Trump admin overhauls webpages for wind, vehicles
The website changes come as DOE conducts a study of whether policies favoring wind and solar power are accelerating coal and nuclear plant closures. The administration is also proposing budget cuts to DOE’s Office of Energy Efficiency and Renewable Energy, which could hit wind programs.
Documented by the Environmental Data and Governance Initiative, the website changes include the removal of this statement: “Wind power is an emission-free and water-free renewable energy source that is a key component to the administration’s renewable electricity goals.” The changes occurred between December and April, according to the group, which monitors federal websites.
In several other sections, DOE shifted the focus away from wind’s greenhouse gas and environmental benefits and toward job creation and economic growth.
The department also replaced language on lowering wind costs with boosting U.S. competitiveness, and added that wind energy supports more than 100,000 jobs and that wind turbine technician is the fastest-growing occupation.
Large font at the top of one page now says “Wind Energy Technologies Office” rather than the “DOE Wind Program.”
DOE didn’t respond to a request for comment about the website changes by press time.
In other parts of the website, DOE removed text comparing wind with fossil fuels.
DOE replaced the statement about its leadership “in making wind energy technologies more competitive with traditional sources of energy and a larger part of our nation’s renewable energy portfolio,” instead touting the United States’ position as a “leading global market for wind energy due to its vast domestic resources, low cost and highly skilled workforce.” The agency also removed an entire section on how wind energy is a clean power source that creates no air pollution.
The Environmental Data and Governance Initiative documented similar changes between January and February on webpages for the vehicle technologies and bioenergy sections in the Office of Energy Efficiency and Renewable Energy. Both sections altered language emphasizing clean energy technologies as a replacement for fossil fuels and boosted emphasis on job creation.
The mission statement of the vehicle office was changed from reducing the use of petroleum to strengthening “U.S. energy security, economic vitality, and quality of life.”
At the same time, other language emphasized the possibility of phasing out petroleum use, although it shifted the focus away from electric vehicles.
During the Obama administration, the DOE website said greater use of electric vehicles could reduce petroleum use by more than 40 percent and greenhouse gas emissions by more than 30 percent. Now the site says both EVs and low-carbon fuels and electricity could reduce greenhouse gas emissions by more than 80 percent and petroleum use “almost entirely.”

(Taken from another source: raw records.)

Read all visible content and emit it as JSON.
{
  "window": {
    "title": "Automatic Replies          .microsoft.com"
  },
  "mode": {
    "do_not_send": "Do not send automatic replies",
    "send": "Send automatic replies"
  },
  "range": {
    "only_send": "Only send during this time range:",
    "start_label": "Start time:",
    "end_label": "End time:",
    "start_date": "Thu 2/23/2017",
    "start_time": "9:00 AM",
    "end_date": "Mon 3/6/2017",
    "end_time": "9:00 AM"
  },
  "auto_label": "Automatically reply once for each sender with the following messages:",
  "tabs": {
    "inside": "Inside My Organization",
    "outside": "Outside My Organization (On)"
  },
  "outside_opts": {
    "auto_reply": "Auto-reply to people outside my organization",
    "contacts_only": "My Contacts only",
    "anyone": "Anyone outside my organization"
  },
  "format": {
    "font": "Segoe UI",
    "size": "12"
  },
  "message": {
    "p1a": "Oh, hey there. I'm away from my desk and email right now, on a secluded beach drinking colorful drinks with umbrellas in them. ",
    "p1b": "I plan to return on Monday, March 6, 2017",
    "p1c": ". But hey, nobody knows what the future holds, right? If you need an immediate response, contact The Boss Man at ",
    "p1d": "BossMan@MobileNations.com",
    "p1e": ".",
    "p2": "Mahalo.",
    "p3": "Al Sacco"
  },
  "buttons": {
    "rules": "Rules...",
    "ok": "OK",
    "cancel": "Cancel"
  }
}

Earlier this month, DOE changed its climate change website and removed references to the Paris climate agreement and Mission Innovation, a plan to address climate change by doubling clean energy research and development spending (E&E Daily, April 6).
This month, Energy Secretary Rick Perry told his chief of staff that the grid study should examine the market effects of federal subsidies that help some forms of energy at the expense of others. The study is being led by Travis Fisher, a political appointee who has been critical of the wind production tax credit in the past (Greenwire, April 19).
Perry oversaw a massive expansion of wind power while governor of Texas but has said little about DOE’s wind program since becoming secretary.